English vs German
When we make contrasts between variations of the same language family, we are of necessity making hay of very minor advantages or disadvantages of each.
English consists of ‘common german’, augmented by ‘political class french terms’, and ‘intellectual class latin terms’.
We choose words from each ‘class’ and this choice infers a great deal about both the speaker and his audience.
Many of these terms have very precise meanings and are not open to interpretation because of it.
So it’s a low context, high precision, terminological language.
German is a compound language, which is naturally descriptive and often operational. English is a selective and appropriative language.
Germans have a penchant much like french, to load poetic meaning and double entendres in these descriptions, where in english this is harder, and we usually use more literal or full sentence structures for the same reason. Where germans have certain experiential words, english tend to have descriptive sentences.
English uses more precision in time, and more precision in blame (action and accountability).
In other words, english is a legal, financial, and political language, and german is a social and craftsmanly (engineering) language.
And that is because english is a SLIGHTLY more High Precision, Low Context language, and german is a SLIGHTLY less high precision low context language. And even so, that difference tends to be limited to Scandinavian Contractualism (Anglo Saxonism) versus central german moralism.
In other words, germans are evolved more from farmers and armies and scandinavians more so from sailor(pirates) and navies.
Hence Prussia = Sparta, and London = Athens.
In most cases, if we could fix the german time grammar, a compound language is preferable to a terminological language. And german is superior for social discourse.
And the ability of germans to retain ‘the oath’ by the very structure of their language and semantics, without having to adopt american (anglo) legalism to enforce it is an asset. And the more I study this problem the more I want to combine the two. (What americans think of constitutionalism is what germans think of morality, but both are just referring to the prehistoric germanic ‘oath’.)
FWIW: there is a bit of myth that americans considered choosing German as the national language. This is incorrect. It’s that so many of the people spoke german, that they considered issuing the declaration and constitution in german as well as english. But since translation is an iffy thing, and how to do it was undecided, they simply failed to do so – by one vote.

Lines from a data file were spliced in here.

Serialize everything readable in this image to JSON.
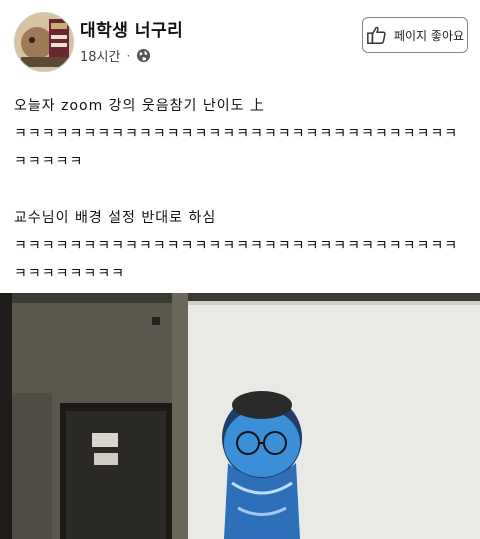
{
  "header": {
    "page_name": "대학생 너구리",
    "time": "18시간",
    "separator": "·",
    "like_page_label": "페이지 좋아요"
  },
  "post": {
    "line1": "오늘자 zoom 강의 웃음참기 난이도 上",
    "laugh1": "ㅋㅋㅋㅋㅋㅋㅋㅋㅋㅋㅋㅋㅋㅋㅋㅋㅋㅋㅋㅋㅋㅋㅋㅋㅋㅋㅋㅋㅋㅋㅋㅋㅋㅋㅋㅋㅋ",
    "line2": "교수님이 배경 설정 반대로 하심",
    "laugh2": "ㅋㅋㅋㅋㅋㅋㅋㅋㅋㅋㅋㅋㅋㅋㅋㅋㅋㅋㅋㅋㅋㅋㅋㅋㅋㅋㅋㅋㅋㅋㅋㅋㅋㅋㅋㅋㅋㅋㅋㅋ"
  },
  "icons": {
    "globe": "globe-icon",
    "like": "thumbs-up-icon"
  },
  "colors": {
    "video_bg": "#3b3a33",
    "whiteboard": "#e9e9e6",
    "face_mask_blue": "#3b8fd8"
  }
}
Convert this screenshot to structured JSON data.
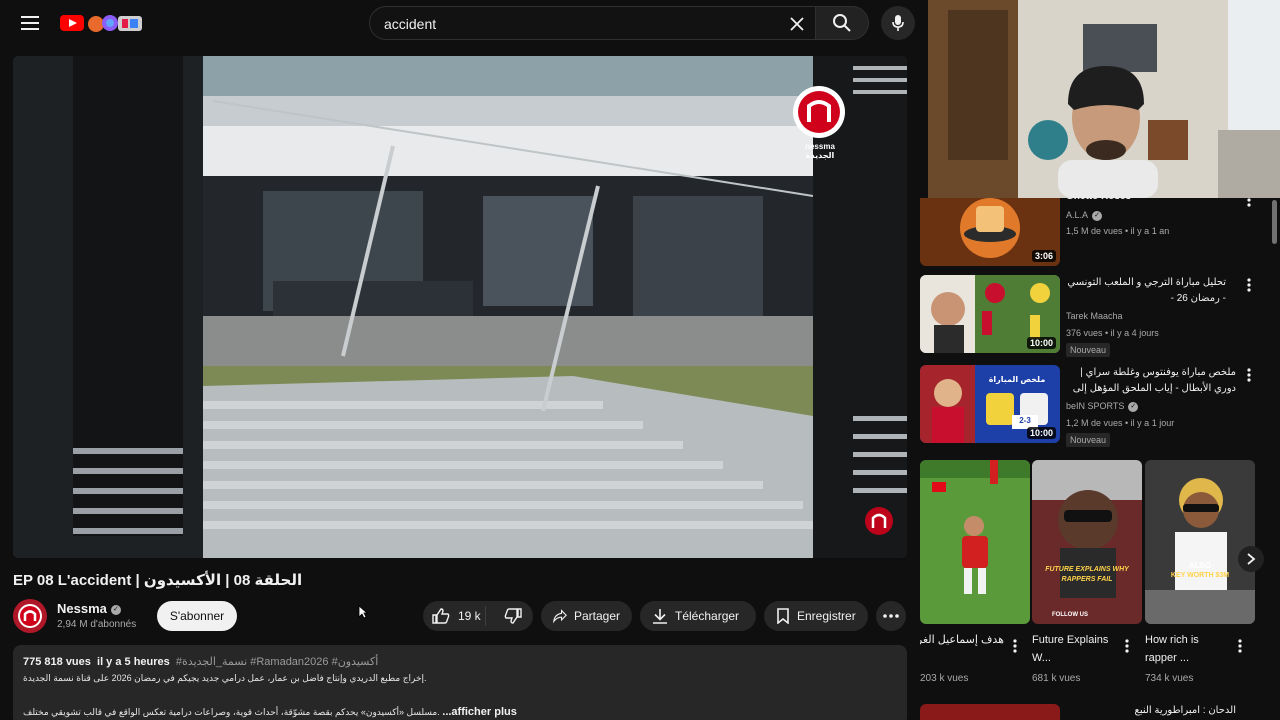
{
  "search": {
    "query": "accident"
  },
  "video": {
    "title": "EP 08 L'accident | الحلقة 08 | الأكسيدون",
    "channel": "Nessma",
    "subscribers": "2,94 M d'abonnés",
    "subscribe_label": "S'abonner",
    "likes": "19 k",
    "share_label": "Partager",
    "download_label": "Télécharger",
    "save_label": "Enregistrer",
    "player_logo_text": "nessma الجديدة"
  },
  "description": {
    "views": "775 818 vues",
    "age": "il y a 5 heures",
    "tags": "#نسمة_الجديدة #Ramadan2026 #أكسيدون",
    "line1": "إخراج مطبع الدريدي وإنتاج فاضل بن عمار، عمل درامي جديد يجيكم في رمضان 2026 على قناة نسمة الجديدة.",
    "line2": "مسلسل «أكسيدون» يحدكم بقصة مشوّقة، أحداث قوية، وصراعات درامية تعكس الواقع في قالب تشويقي مختلف.",
    "more": "...afficher plus"
  },
  "sidebar": [
    {
      "title": "Ghetto Roses",
      "channel": "A.L.A",
      "meta": "1,5 M de vues • il y a 1 an",
      "duration": "3:06",
      "badge": ""
    },
    {
      "title": "تحليل مباراة الترجي و الملعب التونسي - رمضان 26 -",
      "channel": "Tarek Maacha",
      "meta": "376 vues • il y a 4 jours",
      "duration": "10:00",
      "badge": "Nouveau"
    },
    {
      "title": "ملخص مباراة يوفنتوس وغلطة سراي | دوري الأبطال - إياب الملحق المؤهل إلى ثمن ...",
      "channel": "beIN SPORTS",
      "meta": "1,2 M de vues • il y a 1 jour",
      "duration": "10:00",
      "badge": "Nouveau"
    }
  ],
  "shorts": [
    {
      "title": "هدف إسماعيل الغربي مع براغا ...",
      "views": "203 k vues"
    },
    {
      "title": "Future Explains W...",
      "views": "681 k vues",
      "overlay": "FUTURE EXPLAINS WHY RAPPERS FAIL",
      "overlay2": "FOLLOW US"
    },
    {
      "title": "How rich is rapper ...",
      "views": "734 k vues",
      "overlay": "ALSO",
      "overlay2": "KEY WORTH $3M"
    }
  ],
  "next_item_title": "الدحان : امبراطورية النبع",
  "thumb_text": {
    "bein": "ملخص المباراة",
    "bein_score": "2-3"
  }
}
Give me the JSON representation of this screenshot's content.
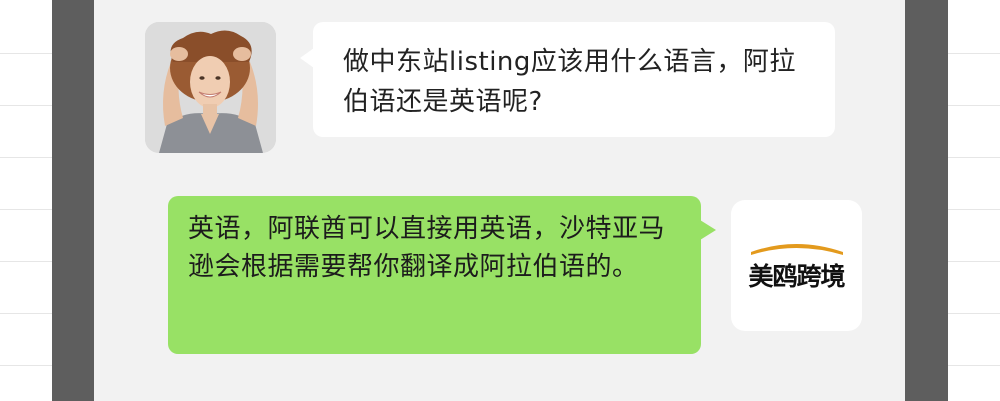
{
  "messages": [
    {
      "side": "left",
      "sender_avatar": "woman-photo-avatar",
      "text": "做中东站listing应该用什么语言，阿拉伯语还是英语呢?"
    },
    {
      "side": "right",
      "sender_avatar": "meiou-kuajing-logo-avatar",
      "text": "英语，阿联酋可以直接用英语，沙特亚马逊会根据需要帮你翻译成阿拉伯语的。"
    }
  ],
  "logo": {
    "text": "美鸥跨境",
    "arc_color": "#e39a1d"
  },
  "colors": {
    "frame": "#5e5e5e",
    "chat_background": "#f2f2f2",
    "incoming_bubble": "#ffffff",
    "outgoing_bubble": "#98e165"
  }
}
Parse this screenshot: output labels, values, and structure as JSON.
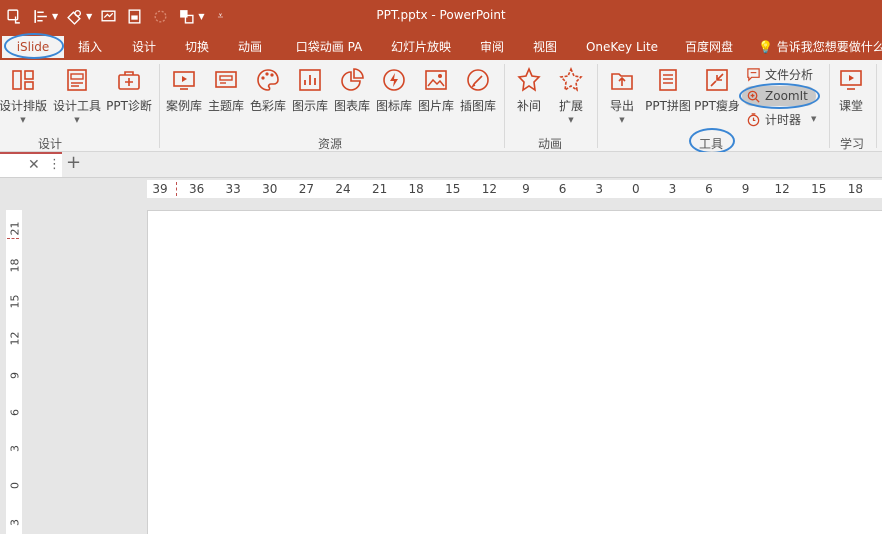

However, again, I want to stick with the point that the english adopted french(class) and jewish(financialism) sentiments after 1830, and that america outside of new england, remained german in culture while speaking west germanic english. And this is what separates the rather ‘peasant’ culture of white english lower classes, and the rather ‘french’upper classes, from the american’s who are, at present, still decidedly PRUSSIAN.
And if I have my way we will study frederick rather than jefferson.